My university profile provides a nice overview of some of my research interests, particularly using machine learning to do clever things with biomedical text. Below are a few recent projects.

CoronaCentral

The pandemic has caused an incredible surge in research on different aspects of the virus and its effects. It is very challenging to navigate this fire hose of papers. This portal makes it more manageable to find the important papers for a variety of topics, from risk factors and forecasting to vaccines and the psychology impacts. The research uses a supervised learning approach with a set of classifiers trained on topic annotations for several thousand papers. It was published in PNAS. The machine learning code is on Github and the data is on Zenodo.

PGxMine

Pharmacogenomics studies the effect of genetic variation on drug response. The daunting task of curating the entire biomedical literature for relevant knowledge is taken on by the PharmGKB team at Stanford University.
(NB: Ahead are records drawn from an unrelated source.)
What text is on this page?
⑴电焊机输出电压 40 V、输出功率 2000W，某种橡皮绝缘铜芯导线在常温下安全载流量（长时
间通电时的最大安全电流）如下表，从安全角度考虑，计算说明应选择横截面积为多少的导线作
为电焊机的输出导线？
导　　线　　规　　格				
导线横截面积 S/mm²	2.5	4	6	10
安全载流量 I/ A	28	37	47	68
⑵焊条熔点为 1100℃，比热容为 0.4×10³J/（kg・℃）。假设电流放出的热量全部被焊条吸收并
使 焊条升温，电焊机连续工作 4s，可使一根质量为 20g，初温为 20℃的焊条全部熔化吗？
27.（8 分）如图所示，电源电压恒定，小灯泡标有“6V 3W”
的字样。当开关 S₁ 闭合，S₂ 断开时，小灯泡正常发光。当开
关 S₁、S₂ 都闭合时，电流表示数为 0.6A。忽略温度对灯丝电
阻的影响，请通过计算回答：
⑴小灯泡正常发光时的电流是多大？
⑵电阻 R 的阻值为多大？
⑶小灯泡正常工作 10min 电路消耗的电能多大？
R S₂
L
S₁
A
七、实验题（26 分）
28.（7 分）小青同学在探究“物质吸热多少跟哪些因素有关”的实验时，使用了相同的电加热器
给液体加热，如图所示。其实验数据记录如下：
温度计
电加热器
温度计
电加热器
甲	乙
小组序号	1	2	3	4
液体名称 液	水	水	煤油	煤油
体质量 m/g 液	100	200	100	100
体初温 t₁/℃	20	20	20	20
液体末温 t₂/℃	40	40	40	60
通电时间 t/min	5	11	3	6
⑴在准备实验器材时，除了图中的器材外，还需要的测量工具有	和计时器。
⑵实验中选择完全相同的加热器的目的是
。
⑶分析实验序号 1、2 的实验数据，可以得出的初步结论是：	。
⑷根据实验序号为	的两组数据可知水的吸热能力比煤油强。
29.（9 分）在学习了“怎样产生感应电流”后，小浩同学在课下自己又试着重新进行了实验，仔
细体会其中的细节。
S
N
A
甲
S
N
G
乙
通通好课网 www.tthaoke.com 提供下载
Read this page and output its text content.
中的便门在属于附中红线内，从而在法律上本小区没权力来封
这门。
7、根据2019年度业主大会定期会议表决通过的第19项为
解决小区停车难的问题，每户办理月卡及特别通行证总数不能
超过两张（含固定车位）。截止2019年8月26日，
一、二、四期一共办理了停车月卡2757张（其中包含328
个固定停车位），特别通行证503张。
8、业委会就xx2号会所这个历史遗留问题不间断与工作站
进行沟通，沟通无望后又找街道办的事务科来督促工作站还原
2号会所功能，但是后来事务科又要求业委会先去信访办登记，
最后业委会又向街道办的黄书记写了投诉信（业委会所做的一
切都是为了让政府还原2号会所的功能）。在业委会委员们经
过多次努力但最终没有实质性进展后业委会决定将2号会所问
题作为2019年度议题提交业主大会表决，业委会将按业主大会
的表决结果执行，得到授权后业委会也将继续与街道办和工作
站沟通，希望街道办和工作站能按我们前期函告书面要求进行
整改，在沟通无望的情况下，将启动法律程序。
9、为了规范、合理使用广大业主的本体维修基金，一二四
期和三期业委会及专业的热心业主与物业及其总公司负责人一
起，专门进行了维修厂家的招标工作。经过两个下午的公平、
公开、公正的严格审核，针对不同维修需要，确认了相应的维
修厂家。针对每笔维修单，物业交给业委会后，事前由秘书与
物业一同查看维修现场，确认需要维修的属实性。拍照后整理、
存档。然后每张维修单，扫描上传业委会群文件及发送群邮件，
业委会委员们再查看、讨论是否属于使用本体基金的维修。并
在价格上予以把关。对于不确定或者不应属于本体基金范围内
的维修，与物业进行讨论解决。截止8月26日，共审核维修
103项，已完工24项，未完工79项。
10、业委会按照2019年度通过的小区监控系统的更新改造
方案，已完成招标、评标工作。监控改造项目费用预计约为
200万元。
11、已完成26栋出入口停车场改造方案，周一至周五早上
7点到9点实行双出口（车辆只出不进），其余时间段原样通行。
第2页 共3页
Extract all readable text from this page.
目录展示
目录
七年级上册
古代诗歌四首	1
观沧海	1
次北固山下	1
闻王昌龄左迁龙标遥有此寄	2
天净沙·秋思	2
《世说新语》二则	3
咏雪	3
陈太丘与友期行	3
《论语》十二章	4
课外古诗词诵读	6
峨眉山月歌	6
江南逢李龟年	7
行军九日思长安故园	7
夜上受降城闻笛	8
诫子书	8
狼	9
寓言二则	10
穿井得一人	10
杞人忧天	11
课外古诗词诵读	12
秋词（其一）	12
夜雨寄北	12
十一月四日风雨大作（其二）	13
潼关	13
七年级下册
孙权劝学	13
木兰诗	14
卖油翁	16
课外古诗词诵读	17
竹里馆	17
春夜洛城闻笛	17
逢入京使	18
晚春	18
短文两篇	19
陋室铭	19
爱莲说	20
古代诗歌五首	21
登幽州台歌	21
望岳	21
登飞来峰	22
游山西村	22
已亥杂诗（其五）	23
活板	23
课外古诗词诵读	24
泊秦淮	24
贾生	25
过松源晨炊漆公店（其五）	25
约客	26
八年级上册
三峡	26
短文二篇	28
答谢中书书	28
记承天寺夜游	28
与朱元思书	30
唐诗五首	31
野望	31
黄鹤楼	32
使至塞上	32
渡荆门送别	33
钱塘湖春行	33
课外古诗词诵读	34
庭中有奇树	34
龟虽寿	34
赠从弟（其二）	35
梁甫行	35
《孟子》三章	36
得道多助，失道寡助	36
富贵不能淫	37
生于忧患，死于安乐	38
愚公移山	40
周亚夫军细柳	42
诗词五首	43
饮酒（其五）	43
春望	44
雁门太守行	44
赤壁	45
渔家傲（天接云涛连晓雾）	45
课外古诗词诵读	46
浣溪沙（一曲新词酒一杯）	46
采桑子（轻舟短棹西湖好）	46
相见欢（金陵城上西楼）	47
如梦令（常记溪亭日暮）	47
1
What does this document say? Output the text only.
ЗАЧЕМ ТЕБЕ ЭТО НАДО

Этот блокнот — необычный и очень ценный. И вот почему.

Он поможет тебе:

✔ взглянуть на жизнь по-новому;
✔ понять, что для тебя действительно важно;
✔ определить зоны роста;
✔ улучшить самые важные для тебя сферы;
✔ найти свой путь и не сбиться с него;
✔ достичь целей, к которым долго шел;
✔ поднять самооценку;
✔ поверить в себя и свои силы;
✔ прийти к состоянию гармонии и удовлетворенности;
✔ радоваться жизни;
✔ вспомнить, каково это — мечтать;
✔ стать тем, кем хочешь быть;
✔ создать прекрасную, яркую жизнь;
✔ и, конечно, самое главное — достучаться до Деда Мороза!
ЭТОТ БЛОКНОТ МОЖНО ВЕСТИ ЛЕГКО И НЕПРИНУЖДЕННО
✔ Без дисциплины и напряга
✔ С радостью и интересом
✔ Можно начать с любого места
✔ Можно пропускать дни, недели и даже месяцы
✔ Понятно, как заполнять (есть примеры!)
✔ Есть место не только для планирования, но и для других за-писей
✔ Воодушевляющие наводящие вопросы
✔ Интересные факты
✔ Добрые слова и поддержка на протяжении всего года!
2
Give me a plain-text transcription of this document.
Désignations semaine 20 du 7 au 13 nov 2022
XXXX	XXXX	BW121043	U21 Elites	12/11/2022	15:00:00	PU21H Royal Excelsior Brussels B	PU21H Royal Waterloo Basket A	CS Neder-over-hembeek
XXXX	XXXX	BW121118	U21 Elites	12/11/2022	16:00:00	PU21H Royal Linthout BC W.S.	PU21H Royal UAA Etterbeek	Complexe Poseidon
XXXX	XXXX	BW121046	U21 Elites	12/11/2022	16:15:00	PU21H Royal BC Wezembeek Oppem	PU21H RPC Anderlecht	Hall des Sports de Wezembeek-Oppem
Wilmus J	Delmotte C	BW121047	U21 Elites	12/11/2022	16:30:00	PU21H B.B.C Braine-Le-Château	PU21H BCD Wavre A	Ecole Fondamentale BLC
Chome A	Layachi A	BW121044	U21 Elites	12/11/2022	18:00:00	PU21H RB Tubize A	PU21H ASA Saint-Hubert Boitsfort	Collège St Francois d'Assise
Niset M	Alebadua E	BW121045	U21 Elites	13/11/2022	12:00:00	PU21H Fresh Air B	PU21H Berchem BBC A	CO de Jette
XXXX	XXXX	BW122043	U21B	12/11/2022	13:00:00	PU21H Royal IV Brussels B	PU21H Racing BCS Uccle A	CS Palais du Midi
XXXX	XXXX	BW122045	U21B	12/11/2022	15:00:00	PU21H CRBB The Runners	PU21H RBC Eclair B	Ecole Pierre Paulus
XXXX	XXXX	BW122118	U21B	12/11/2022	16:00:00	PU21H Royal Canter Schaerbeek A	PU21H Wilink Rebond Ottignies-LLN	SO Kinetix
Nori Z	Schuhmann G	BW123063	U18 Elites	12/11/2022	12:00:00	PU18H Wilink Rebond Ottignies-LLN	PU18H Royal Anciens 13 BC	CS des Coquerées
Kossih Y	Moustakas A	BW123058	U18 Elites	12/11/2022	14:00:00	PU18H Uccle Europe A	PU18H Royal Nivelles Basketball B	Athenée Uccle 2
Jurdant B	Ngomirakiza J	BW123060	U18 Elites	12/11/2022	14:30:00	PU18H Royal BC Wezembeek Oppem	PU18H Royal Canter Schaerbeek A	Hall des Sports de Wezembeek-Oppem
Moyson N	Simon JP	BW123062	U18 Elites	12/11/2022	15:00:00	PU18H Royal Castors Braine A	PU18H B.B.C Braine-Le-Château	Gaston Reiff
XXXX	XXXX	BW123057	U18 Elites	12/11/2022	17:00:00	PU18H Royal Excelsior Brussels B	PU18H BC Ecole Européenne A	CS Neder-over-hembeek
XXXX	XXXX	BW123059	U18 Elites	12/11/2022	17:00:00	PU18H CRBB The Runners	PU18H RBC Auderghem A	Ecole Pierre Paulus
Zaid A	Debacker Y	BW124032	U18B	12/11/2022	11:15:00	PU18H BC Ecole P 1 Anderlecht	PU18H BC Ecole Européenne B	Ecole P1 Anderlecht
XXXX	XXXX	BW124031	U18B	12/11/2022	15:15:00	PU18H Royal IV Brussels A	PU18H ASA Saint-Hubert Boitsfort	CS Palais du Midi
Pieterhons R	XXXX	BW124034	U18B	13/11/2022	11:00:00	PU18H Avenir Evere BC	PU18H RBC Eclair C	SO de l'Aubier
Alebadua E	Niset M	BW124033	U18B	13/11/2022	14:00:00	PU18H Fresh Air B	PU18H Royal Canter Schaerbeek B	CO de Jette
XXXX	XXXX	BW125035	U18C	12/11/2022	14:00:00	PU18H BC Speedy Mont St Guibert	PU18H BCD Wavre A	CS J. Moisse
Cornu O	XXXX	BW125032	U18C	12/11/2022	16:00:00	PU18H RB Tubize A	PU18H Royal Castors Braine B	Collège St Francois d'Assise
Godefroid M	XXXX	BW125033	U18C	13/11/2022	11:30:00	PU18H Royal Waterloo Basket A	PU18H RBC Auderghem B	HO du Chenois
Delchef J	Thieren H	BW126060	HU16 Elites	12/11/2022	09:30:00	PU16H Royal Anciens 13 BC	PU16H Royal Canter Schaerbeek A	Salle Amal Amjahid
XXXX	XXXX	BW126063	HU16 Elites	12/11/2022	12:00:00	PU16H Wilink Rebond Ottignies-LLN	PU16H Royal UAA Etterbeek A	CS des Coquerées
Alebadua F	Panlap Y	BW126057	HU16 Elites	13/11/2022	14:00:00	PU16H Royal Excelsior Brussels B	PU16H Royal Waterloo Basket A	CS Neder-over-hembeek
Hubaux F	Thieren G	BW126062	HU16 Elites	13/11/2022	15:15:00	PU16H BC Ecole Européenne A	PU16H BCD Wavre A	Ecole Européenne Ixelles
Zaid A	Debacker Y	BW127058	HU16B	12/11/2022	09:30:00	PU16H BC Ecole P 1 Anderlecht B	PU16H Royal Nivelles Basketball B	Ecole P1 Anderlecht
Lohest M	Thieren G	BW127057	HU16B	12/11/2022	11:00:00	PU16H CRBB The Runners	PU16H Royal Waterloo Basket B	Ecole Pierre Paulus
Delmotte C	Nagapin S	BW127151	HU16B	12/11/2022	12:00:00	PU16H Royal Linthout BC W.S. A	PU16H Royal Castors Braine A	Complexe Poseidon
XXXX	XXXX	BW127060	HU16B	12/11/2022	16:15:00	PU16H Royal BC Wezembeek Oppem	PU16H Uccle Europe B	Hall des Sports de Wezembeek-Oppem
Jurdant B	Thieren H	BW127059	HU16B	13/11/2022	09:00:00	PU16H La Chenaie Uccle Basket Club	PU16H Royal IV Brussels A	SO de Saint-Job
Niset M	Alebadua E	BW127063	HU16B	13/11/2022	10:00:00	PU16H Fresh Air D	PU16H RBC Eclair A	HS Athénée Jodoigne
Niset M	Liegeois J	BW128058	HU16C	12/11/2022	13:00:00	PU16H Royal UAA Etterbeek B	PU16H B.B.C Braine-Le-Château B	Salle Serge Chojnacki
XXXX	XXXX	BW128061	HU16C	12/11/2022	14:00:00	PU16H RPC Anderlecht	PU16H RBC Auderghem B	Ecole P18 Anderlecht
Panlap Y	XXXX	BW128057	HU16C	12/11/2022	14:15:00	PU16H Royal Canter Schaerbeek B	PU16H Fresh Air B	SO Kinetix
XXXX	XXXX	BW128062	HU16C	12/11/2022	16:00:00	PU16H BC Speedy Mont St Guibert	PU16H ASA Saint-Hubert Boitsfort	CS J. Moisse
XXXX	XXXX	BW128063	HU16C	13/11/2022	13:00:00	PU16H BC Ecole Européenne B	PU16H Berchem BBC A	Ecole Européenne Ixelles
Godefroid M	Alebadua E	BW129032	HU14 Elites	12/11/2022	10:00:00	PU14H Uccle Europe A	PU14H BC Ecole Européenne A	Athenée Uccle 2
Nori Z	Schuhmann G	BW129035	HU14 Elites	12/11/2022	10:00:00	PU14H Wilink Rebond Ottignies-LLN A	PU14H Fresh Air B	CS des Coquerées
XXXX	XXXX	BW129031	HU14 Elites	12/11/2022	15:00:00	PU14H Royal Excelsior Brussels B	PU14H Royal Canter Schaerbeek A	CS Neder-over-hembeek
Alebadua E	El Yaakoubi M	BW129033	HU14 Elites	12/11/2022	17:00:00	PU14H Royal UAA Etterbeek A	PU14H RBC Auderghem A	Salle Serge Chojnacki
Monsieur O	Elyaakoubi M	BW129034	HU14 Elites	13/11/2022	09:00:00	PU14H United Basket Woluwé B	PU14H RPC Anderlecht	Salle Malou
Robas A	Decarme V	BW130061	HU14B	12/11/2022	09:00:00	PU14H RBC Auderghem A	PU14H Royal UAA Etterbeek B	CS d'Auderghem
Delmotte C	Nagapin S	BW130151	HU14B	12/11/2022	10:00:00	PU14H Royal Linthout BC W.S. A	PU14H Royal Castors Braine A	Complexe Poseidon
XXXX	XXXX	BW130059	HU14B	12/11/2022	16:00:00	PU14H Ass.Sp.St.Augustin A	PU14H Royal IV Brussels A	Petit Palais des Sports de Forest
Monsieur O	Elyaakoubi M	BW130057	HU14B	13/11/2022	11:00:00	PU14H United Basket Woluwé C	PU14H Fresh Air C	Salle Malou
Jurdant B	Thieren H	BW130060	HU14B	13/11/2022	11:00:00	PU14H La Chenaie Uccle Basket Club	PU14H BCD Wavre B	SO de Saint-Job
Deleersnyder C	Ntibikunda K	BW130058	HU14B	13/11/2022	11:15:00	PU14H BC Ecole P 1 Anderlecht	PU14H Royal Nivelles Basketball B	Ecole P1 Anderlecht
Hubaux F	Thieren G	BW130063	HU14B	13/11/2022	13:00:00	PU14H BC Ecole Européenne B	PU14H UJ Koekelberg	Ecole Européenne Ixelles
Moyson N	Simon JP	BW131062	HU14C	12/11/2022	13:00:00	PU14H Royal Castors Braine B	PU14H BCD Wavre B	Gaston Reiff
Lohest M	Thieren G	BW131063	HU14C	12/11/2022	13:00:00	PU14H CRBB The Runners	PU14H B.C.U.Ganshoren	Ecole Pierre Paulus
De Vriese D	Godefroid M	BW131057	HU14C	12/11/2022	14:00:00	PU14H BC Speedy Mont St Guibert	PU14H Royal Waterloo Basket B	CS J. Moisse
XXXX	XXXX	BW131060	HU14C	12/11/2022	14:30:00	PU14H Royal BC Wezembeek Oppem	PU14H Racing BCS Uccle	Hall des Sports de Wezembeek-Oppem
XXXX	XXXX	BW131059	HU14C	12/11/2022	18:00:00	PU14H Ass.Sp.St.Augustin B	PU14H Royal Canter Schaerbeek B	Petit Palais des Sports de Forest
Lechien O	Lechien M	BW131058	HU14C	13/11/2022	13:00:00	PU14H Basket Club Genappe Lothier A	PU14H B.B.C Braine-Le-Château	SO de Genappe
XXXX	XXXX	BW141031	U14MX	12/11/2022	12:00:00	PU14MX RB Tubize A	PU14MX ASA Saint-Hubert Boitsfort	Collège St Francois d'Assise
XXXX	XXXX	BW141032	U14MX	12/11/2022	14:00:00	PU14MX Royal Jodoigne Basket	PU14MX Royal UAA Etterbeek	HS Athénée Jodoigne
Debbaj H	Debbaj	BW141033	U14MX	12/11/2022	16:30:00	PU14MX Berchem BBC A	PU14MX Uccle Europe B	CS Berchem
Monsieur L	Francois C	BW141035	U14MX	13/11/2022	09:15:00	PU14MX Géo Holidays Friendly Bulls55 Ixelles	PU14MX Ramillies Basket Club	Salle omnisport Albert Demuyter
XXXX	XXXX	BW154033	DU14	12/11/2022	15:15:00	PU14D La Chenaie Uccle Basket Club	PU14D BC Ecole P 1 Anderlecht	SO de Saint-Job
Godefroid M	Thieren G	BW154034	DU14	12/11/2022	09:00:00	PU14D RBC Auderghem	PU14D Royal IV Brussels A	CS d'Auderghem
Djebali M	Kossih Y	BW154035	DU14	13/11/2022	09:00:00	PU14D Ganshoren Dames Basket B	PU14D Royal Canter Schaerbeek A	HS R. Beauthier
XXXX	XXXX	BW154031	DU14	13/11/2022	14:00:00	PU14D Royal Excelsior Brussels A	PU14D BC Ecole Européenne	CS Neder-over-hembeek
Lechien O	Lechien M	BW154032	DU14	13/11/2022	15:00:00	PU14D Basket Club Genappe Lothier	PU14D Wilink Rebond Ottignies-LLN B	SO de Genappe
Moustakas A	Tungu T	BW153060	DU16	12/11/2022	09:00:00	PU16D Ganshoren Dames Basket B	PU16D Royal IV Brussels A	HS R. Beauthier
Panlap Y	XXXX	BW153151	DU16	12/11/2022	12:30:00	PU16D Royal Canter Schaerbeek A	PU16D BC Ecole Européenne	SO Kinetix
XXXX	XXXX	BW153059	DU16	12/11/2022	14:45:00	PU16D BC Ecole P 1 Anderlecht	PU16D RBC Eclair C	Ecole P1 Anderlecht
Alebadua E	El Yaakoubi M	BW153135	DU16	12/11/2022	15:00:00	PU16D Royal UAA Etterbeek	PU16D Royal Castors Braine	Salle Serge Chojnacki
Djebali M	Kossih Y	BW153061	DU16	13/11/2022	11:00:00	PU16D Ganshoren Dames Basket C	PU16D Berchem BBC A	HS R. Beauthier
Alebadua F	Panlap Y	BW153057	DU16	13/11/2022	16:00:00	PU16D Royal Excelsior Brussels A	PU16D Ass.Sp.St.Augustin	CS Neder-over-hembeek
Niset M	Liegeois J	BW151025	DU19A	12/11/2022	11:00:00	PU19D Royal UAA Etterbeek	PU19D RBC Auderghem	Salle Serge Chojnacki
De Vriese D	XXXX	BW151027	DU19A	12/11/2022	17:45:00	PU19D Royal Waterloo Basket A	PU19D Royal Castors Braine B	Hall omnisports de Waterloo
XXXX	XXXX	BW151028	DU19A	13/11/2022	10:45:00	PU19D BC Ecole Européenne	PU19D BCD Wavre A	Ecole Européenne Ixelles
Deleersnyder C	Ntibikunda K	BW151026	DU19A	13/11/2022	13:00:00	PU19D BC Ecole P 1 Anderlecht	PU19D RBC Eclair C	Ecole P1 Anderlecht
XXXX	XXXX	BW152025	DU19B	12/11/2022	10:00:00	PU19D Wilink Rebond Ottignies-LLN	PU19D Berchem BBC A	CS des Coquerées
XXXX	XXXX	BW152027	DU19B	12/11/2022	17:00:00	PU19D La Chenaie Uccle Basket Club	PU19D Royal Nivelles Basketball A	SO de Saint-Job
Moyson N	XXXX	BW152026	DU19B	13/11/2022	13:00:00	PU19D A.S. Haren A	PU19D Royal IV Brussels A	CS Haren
To assist in this task, I created the PGxMine tool that identifies important pharmacogenomics knowledge in literature and prioritises papers for their curation. This data is now integrated into the PharmGKB resource (under Automated Annotations) and is being used by curators. The data is viewable online and the work was published at the Pacific Symposium for Biocomputing.

CIViCmine

CIViCmine aids curation of the CIViC database for known cancer biomarkers for diagnosis, prognosis, predisposition and drug resistance. This knowledge is invaluable for personalized cancer projects to help select treatments for individual patients. To assist in curation and to provide a high quality knowledge base in this area, cancer biomarkers have been mined from abstracts and full text papers. The resulting data can be viewed with the associated web viewer. The work has been published in Genome Medicine.

CancerMine

CancerMine uses text mining to extract known drivers, oncogenes and tumor suppressors discussed in the literature. Understanding the role of different genes in different cancer types is essential for precision cancer efforts. The project data can be viewed with the associated web viewer and downloaded at Zenodo. This work has been published in Nature Methods and a preprint paper is available at bioRxiv.

Kindred

Kindred is our relation extraction tool that uses a supervised learning approach. The code and associated paper are freely available. It is the successor to our BioNLP’16 Shared Task winning VERSE tool.